Have you ever wondered who invented the delicious sushi you love so much? Well, the origins of sushi can be found in "nare-zushi", a type of sushi that was common in the Edo Period (1603-1868). Made of fish, salt and rice that was left to ferment, this sour-tasting sushi actually took months to make. At around the same time, shops started selling sushi made with marinated fish or rice, which was then rolled or packed in boxes, in order to save time. In fact that was the "birth" of sushi. Anyhow, towards the end of the Edo Period, there was a man who repeated the process of trial and error in order to create a type of sushi that was easier to make as well as eat - this young man was Yohei Hanaya.

Who Invented Sushi?

During the 18th century, Edo (present day Tokyo) experienced a boom in food stalls that were akin to contemporary fast food restaurants. As part of the expanding take-out menu, nigiri-zushi has been invented, apparently during the first quarter of the 19th century.

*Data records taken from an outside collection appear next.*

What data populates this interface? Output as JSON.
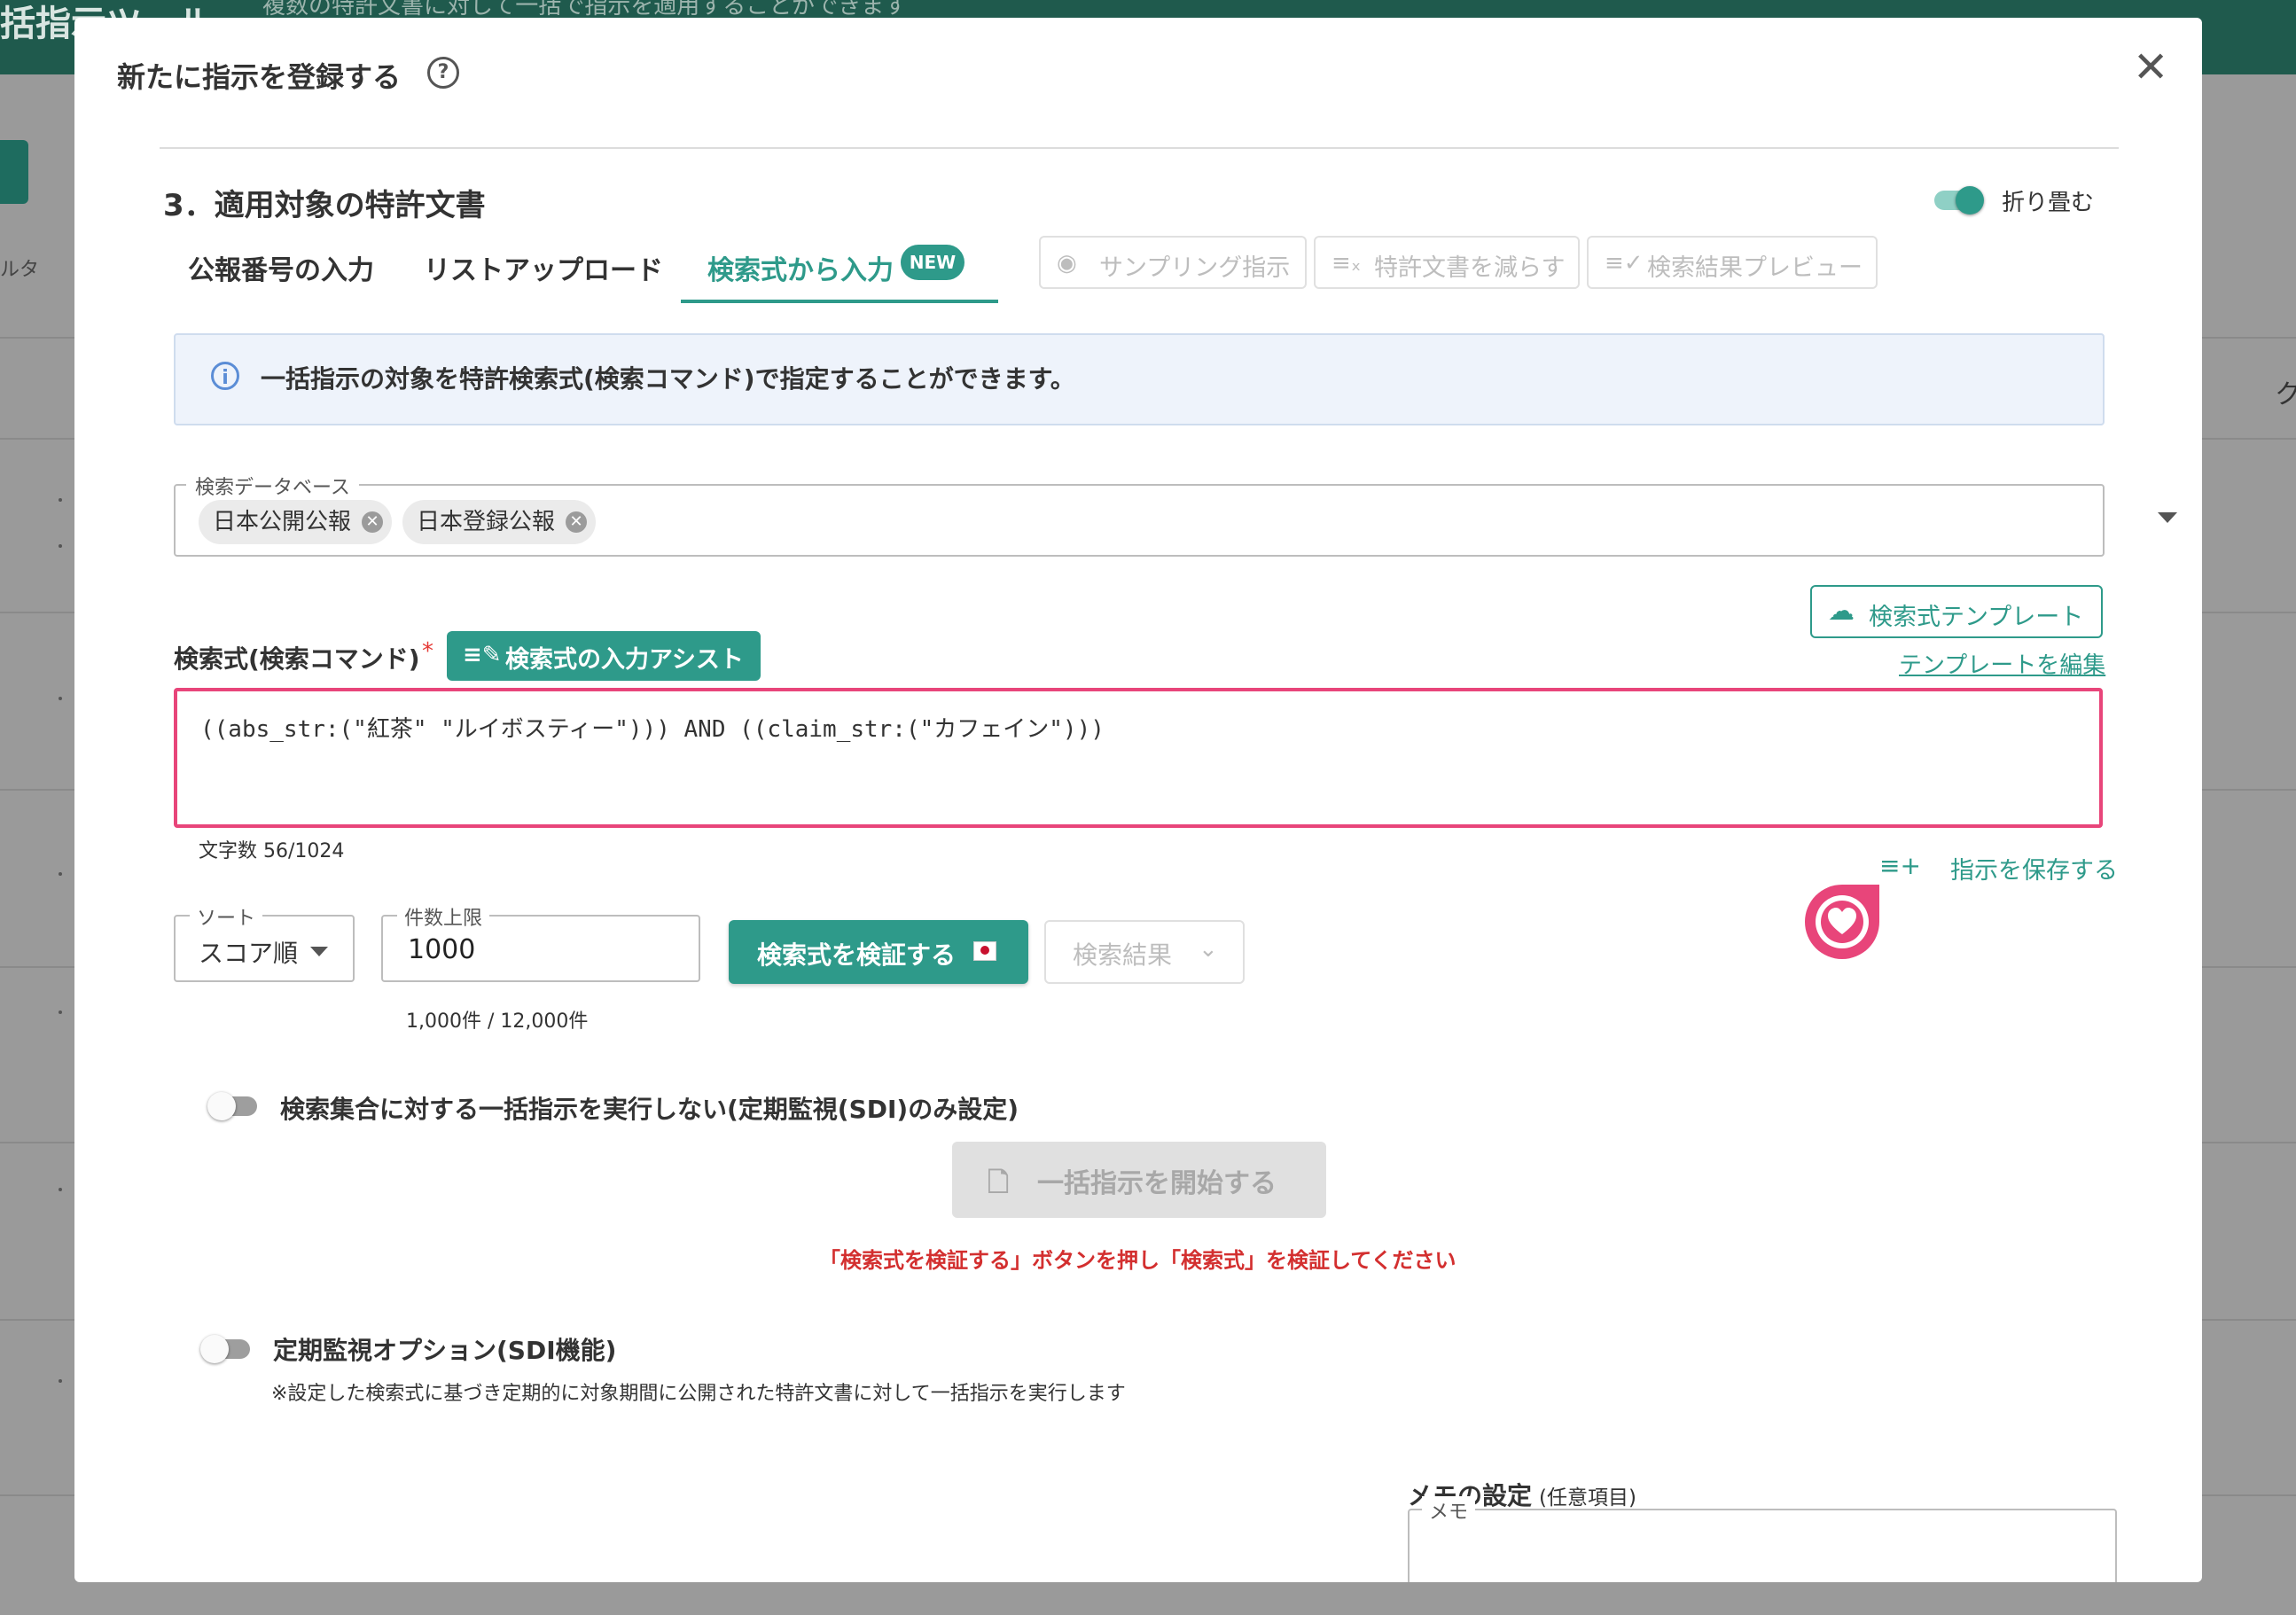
{
  "background": {
    "header_title": "括指示ツール",
    "header_subtitle": "複数の特許文書に対して一括で指示を適用することができます",
    "filter_label": "ルタ",
    "right_edge_text": "ク"
  },
  "modal": {
    "title": "新たに指示を登録する",
    "help_icon": "?",
    "close_icon": "✕"
  },
  "section": {
    "title": "3．適用対象の特許文書",
    "collapse_label": "折り畳む",
    "collapse_on": true
  },
  "tabs": [
    {
      "label": "公報番号の入力"
    },
    {
      "label": "リストアップロード"
    },
    {
      "label": "検索式から入力",
      "badge": "NEW",
      "active": true
    }
  ],
  "toolbar": {
    "sampling": "サンプリング指示",
    "reduce": "特許文書を減らす",
    "preview": "検索結果プレビュー"
  },
  "info": {
    "text": "一括指示の対象を特許検索式(検索コマンド)で指定することができます。"
  },
  "database": {
    "label": "検索データベース",
    "chips": [
      "日本公開公報",
      "日本登録公報"
    ]
  },
  "template": {
    "button": "検索式テンプレート",
    "edit_link": "テンプレートを編集"
  },
  "query": {
    "label": "検索式(検索コマンド)",
    "required": "*",
    "assist_button": "検索式の入力アシスト",
    "value": "((abs_str:(\"紅茶\" \"ルイボスティー\"))) AND ((claim_str:(\"カフェイン\")))",
    "char_count": "文字数 56/1024",
    "save_link": "指示を保存する"
  },
  "sort": {
    "label": "ソート",
    "value": "スコア順"
  },
  "limit": {
    "label": "件数上限",
    "value": "1000",
    "hint": "1,000件 / 12,000件"
  },
  "verify_button": "検索式を検証する",
  "result_button": "検索結果",
  "no_exec": {
    "label": "検索集合に対する一括指示を実行しない(定期監視(SDI)のみ設定)",
    "on": false
  },
  "start_button": "一括指示を開始する",
  "warning": "「検索式を検証する」ボタンを押し「検索式」を検証してください",
  "sdi": {
    "label": "定期監視オプション(SDI機能)",
    "note": "※設定した検索式に基づき定期的に対象期間に公開された特許文書に対して一括指示を実行します",
    "on": false
  },
  "memo": {
    "title": "メモの設定",
    "optional": "(任意項目)",
    "field_label": "メモ"
  },
  "colors": {
    "accent": "#2e9a8a",
    "highlight": "#e8457a",
    "warning": "#d32f2f"
  }
}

Yohei Hanaya gets credit as nigiri zushi's inventor. Obviously, there are many different kinds of sushi. Hanaya though, is called the father of "nigiri-zushi" or the "hand-pressed" type of sushi. Even Japan's largest vinegar maker, Mizkan, calls him the "father" of sushi.

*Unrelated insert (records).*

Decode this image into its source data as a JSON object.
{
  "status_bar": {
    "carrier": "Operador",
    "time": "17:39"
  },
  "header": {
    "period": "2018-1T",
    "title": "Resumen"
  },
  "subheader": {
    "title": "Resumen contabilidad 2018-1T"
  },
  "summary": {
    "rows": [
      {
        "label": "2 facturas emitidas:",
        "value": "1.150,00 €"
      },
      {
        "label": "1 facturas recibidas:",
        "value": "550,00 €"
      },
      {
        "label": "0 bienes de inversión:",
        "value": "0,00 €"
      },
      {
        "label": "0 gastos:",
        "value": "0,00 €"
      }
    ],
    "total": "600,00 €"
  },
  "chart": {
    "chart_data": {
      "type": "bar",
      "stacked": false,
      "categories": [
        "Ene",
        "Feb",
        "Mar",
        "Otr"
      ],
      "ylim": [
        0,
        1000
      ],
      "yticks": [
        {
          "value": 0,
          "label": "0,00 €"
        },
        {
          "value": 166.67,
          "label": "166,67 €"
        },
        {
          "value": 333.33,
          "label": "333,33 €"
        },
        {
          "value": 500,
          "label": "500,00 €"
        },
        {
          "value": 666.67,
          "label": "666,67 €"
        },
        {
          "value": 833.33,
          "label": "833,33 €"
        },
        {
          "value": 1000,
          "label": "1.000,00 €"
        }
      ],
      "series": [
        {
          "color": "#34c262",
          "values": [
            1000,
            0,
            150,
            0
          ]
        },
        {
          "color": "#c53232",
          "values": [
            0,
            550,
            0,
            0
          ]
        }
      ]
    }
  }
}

So, after selling his sushi at street stalls, Hanaya established his own restaurant, well-known as "Yohei's Sushi," that specialized in hand-pressed sushi.

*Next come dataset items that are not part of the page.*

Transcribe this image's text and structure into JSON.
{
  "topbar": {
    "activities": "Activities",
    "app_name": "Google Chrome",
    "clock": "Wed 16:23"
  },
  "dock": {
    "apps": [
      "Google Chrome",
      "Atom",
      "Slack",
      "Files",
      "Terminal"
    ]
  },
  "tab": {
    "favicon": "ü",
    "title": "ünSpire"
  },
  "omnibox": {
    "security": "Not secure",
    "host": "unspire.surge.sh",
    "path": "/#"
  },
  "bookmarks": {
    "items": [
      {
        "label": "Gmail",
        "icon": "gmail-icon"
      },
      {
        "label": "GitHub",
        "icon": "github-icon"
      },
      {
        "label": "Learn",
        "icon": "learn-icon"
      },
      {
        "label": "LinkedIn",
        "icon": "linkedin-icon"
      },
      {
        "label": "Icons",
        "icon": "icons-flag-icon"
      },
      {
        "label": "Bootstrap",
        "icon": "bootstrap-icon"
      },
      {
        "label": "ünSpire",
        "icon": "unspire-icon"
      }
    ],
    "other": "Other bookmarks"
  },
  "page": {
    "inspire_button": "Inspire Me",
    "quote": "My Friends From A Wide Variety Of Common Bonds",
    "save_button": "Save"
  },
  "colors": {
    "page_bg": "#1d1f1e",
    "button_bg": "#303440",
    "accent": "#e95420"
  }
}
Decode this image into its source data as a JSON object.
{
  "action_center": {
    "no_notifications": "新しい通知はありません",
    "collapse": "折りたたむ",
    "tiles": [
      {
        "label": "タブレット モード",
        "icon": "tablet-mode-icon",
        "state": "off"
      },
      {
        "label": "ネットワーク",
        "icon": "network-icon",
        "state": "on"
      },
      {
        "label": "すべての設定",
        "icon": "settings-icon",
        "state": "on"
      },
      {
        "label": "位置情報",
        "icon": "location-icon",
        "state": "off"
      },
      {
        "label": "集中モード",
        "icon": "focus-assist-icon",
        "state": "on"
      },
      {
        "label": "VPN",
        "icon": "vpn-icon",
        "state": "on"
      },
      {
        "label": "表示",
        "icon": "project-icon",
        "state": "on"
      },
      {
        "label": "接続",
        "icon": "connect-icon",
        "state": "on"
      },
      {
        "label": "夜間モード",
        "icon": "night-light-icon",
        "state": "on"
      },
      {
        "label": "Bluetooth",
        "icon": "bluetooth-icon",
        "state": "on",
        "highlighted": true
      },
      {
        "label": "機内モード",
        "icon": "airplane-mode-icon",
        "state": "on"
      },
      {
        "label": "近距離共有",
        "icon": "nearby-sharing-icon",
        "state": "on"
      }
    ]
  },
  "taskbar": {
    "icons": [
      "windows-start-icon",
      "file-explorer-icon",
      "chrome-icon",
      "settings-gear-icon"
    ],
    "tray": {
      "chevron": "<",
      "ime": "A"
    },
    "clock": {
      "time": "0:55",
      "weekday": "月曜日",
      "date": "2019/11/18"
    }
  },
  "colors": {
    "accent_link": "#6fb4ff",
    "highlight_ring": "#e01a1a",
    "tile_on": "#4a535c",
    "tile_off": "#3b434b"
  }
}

Maguro (Tuna) at Hannya Restaurants in Brickell, Miami

As The History of Nihonbashi Uogashi points out, during the early 19th century, Japanese people didn’t hold tuna in high regard. Nowadays, obviously, tuna (or maguro) is one of the most important fishes found in sushi.

The visual beauty of nigiri-zushi, as well as its freshness and quick preparing time, made it really famous. Hanaya's sushi was close to what you would find nowadays. For instance, besides hand-pressing the sushi, he also used a dab of wasabi and vinegared rice - practices that evidently still continue.

Hanaya's sushi became so popular that soon others began borrowing his creation.

However, even though Hanaya was credited with one of Japan's most iconic meals, the government didn't initially recognize him or his creation.

But, today, Yohei Hanaya lives on through nigiri-zushi, Japan's most famous raw fish dish.